Patron de cette PME d’une dizaine de personnes, Sébastien Bougon confie à GoMet’ : « Il ne s’agit pas du projet farfelu d’un savant fou… Deux premiers ministres -français et chinois- viennent de signer, le 2 juillet dernier, à Toulouse un accord de coopération afin de développer cette filière ! » Bougon lui même revient de Chine un mois plus tard.
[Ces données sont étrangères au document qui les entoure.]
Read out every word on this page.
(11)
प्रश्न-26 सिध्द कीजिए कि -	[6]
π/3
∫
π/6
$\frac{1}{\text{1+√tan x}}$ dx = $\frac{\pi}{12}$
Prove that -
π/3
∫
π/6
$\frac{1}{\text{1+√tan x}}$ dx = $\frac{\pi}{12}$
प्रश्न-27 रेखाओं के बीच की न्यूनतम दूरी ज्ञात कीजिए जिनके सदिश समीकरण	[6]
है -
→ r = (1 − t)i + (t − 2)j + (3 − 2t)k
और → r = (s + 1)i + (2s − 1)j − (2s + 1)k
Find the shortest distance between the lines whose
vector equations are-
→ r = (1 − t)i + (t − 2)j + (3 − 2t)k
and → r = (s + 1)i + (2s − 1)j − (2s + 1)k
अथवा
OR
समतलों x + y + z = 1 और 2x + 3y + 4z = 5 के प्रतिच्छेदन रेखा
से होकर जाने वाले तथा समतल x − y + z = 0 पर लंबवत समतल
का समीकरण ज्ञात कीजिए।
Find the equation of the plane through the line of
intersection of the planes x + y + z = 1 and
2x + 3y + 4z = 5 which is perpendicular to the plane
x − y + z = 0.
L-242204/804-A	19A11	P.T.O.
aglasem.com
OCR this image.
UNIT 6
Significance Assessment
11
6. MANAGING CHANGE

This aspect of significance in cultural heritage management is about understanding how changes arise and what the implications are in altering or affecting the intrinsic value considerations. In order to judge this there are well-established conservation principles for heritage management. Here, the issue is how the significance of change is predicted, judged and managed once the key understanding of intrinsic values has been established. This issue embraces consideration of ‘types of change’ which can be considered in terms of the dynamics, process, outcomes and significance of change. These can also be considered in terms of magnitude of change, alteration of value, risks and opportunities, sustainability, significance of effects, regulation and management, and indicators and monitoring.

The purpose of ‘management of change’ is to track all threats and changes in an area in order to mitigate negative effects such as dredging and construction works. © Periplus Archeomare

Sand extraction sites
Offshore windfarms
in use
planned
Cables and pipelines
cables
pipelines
Une partie de ces engins à structure rigide métallique pourrait être fabriquée là-bas.
Rigide gonflable
N’ayant pas besoin de piste d’atterrissage, épargnant l’environnement, ces monstres aériens pourraient transporter des grumes pour l’exploitation forestière, comme les encombrantes pales d’éoliennes. Il s’agit bien entendu d’un marché de niche, sans rivalité ni comparaison avec l’avion cargo ou le porte conteneurs. La réussite de cette filière passe par un financement de l’ordre d’un milliard par an durant l’actuelle décennie – assurent les experts qui planchent depuis 2012 sur ce projet. A mi-chemin entre le drone et le satellite, ce ballon silencieux pourrait aussi servir aux télécommunications ou à l’observation. A condition que son enveloppe ne donne pas prise à des vents trop violents. Le gaz neutre qui l’arrache à l’attraction terrestre (hélium) ne présente pas les risques de l’hydrogène (inflammable) qui mît un terme en 1937 à la navigation du Zeppelin.
Nouvelle France industrielle
L’école de l’air de Salon de Provence, comme le pôle Pégase, le département des Bouches-du-Rhône, la région Paca, et l’agglomération Ouest Provence soutiennent énergiquement cette exploration. Elle a reçu en outre le label officiel de l’Etat , au chapitre des projets d’avenir marquant la “nouvelle France industrielle”!
L’histoire a retenu qu’une quinzaine d’années avant l’invention de l’hydravion par Fabre sur l’étang de Berre, il y a 131 ans, en août 1884, le polytechnicien Charles Renard réalisait, en lisière sud de Paris, le premier vol circulaire d’un “plus léger que l’air”, à propulsion électrique. Baptisé La France, ce dirigeable parcourut 8 km en 23 minutes, à environ 1500m au dessus de Meudon-Villacoublay. Il était long de 52 mètres pour un volume de 1864 mètres cubes et sa batterie embarquée pesait 435 kg.